Baxter was in her own world. Silent. Scowling. She tightened the belt in her lap. Not that it would do any good if they were hurtling to their destruction. Seat belts on planes were mostly installed so the airline could identify your charred remains in the event of a crash. She folded her hands, crossed her ankles, and glared at Michael. “You have a plan to get us out of this, fly boy?”
He didn’t have a fully-formed plan, but one was coming together in his mind. He’d skimmed the paperwork Pennrith had given them. Much of the material repeated what they already knew: MELT had been tampered with; it was no longer a simple enzyme that chewed its way through plastic; it was a living organism capable of replicating.
While he and Alice and Christine had been marching toward nuclear Armageddon the Establishment had gone into overdrive trying to convince people to toss their trash in a whole new way and “BIN IT TO WIN IT.”
The artist’s cartoonish rendering of the new compound, with its arms and legs and spikes and coils, was designed to frighten rather than educate.
Eight months of educating the public about the hazards of MELT boiled down to a caption competition and a gangly character who “ate” entire cities, not unlike Godzilla.

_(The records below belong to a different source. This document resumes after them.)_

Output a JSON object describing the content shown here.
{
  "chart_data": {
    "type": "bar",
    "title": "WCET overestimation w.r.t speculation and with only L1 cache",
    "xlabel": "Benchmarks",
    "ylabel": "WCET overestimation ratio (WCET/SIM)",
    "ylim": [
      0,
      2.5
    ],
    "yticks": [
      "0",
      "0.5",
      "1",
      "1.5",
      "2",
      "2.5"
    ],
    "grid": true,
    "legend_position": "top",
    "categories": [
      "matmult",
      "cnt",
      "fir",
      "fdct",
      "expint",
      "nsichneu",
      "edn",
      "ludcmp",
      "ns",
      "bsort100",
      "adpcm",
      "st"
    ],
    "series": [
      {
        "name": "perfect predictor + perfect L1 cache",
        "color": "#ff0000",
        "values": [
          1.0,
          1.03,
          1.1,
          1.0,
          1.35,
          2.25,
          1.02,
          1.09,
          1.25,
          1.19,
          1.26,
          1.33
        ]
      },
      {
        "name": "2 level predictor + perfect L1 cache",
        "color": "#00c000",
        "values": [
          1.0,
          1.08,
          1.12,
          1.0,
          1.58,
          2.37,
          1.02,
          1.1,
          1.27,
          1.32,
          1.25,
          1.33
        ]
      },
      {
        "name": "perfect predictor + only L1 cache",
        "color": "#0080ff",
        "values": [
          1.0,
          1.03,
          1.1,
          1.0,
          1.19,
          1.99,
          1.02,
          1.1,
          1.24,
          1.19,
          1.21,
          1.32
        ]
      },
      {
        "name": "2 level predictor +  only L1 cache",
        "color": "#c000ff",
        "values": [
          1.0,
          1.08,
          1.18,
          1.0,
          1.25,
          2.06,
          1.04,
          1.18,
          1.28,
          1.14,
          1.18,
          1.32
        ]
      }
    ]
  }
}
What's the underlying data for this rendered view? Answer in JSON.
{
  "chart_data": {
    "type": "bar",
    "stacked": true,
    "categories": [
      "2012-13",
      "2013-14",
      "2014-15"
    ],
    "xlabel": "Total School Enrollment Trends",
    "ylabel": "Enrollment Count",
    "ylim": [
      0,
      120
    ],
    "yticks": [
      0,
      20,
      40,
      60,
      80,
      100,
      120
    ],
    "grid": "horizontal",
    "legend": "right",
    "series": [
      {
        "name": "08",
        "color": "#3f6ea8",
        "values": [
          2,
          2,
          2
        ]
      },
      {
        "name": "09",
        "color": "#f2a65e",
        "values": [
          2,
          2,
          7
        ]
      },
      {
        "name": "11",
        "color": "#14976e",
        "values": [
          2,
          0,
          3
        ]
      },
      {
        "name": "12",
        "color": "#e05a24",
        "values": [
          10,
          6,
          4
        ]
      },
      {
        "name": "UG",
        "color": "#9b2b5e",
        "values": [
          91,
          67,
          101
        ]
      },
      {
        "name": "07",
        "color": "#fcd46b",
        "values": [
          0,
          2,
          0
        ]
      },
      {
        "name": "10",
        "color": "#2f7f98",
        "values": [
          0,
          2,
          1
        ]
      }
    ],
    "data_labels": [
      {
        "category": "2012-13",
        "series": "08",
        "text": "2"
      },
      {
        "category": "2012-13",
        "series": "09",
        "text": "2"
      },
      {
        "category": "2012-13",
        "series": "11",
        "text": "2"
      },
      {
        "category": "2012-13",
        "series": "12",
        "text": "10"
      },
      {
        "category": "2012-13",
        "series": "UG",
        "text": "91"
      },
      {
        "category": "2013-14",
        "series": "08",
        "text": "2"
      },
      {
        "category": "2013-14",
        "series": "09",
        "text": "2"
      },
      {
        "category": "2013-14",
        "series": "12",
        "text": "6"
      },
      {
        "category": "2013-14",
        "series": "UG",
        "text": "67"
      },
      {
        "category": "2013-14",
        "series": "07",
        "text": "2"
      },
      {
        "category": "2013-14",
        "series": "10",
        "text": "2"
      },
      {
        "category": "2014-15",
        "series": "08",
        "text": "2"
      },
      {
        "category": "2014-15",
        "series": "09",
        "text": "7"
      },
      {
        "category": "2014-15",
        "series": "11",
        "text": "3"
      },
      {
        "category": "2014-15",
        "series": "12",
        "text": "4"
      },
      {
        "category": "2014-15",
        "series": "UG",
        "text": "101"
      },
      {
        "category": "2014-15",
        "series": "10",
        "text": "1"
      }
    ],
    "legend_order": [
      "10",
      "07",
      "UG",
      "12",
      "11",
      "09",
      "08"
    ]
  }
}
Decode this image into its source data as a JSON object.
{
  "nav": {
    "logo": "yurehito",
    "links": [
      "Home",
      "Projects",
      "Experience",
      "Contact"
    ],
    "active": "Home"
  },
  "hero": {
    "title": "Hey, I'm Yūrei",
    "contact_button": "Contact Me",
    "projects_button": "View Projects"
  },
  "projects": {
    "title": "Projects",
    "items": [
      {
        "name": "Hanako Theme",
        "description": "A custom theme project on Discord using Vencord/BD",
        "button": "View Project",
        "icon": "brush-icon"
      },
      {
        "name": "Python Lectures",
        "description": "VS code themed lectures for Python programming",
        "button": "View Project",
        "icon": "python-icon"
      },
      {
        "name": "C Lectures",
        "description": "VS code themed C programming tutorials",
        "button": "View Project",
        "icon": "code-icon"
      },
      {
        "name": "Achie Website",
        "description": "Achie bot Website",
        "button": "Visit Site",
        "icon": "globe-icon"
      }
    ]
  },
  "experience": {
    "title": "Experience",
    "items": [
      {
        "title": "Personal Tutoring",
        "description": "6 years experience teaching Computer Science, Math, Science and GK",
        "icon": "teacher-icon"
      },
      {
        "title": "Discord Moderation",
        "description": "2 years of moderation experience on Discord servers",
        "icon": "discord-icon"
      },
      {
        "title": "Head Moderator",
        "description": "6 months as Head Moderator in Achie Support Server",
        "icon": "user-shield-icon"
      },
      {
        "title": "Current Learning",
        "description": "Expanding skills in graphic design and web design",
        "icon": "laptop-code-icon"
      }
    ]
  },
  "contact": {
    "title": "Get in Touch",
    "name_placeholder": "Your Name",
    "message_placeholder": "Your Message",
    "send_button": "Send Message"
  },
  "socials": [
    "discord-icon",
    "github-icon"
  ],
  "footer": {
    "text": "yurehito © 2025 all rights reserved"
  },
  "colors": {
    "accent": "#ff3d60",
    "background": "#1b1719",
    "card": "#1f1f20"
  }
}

The data was more enlightening. They hadn’t finished creating their “large donut” around the infection zone, but they were working on it. He’d floated the idea out of desperation, but there it was in black and white (and reds and oranges and blues, highlighting the reactors that were compromised, the biological spills, the failed hydroelectric stations, and so on). The hard line they were trying to create stretched from Cleveland, Ohio to Jacksonville, Florida with everything east of that line cross-hatched in gray. He tried to remember what Alice had recorded in her notebook, but the details were indistinct. The doctors (or soldiers or scientists or whoever) had taken it from him when he was in the hospital. He’d never thought to ask for it back. Once they landed he’d get Alice talking; see what she thought about the data Pennrith had supplied. He knew enough about dirty tricks and disinformation to distrust everything that was being thrown at them.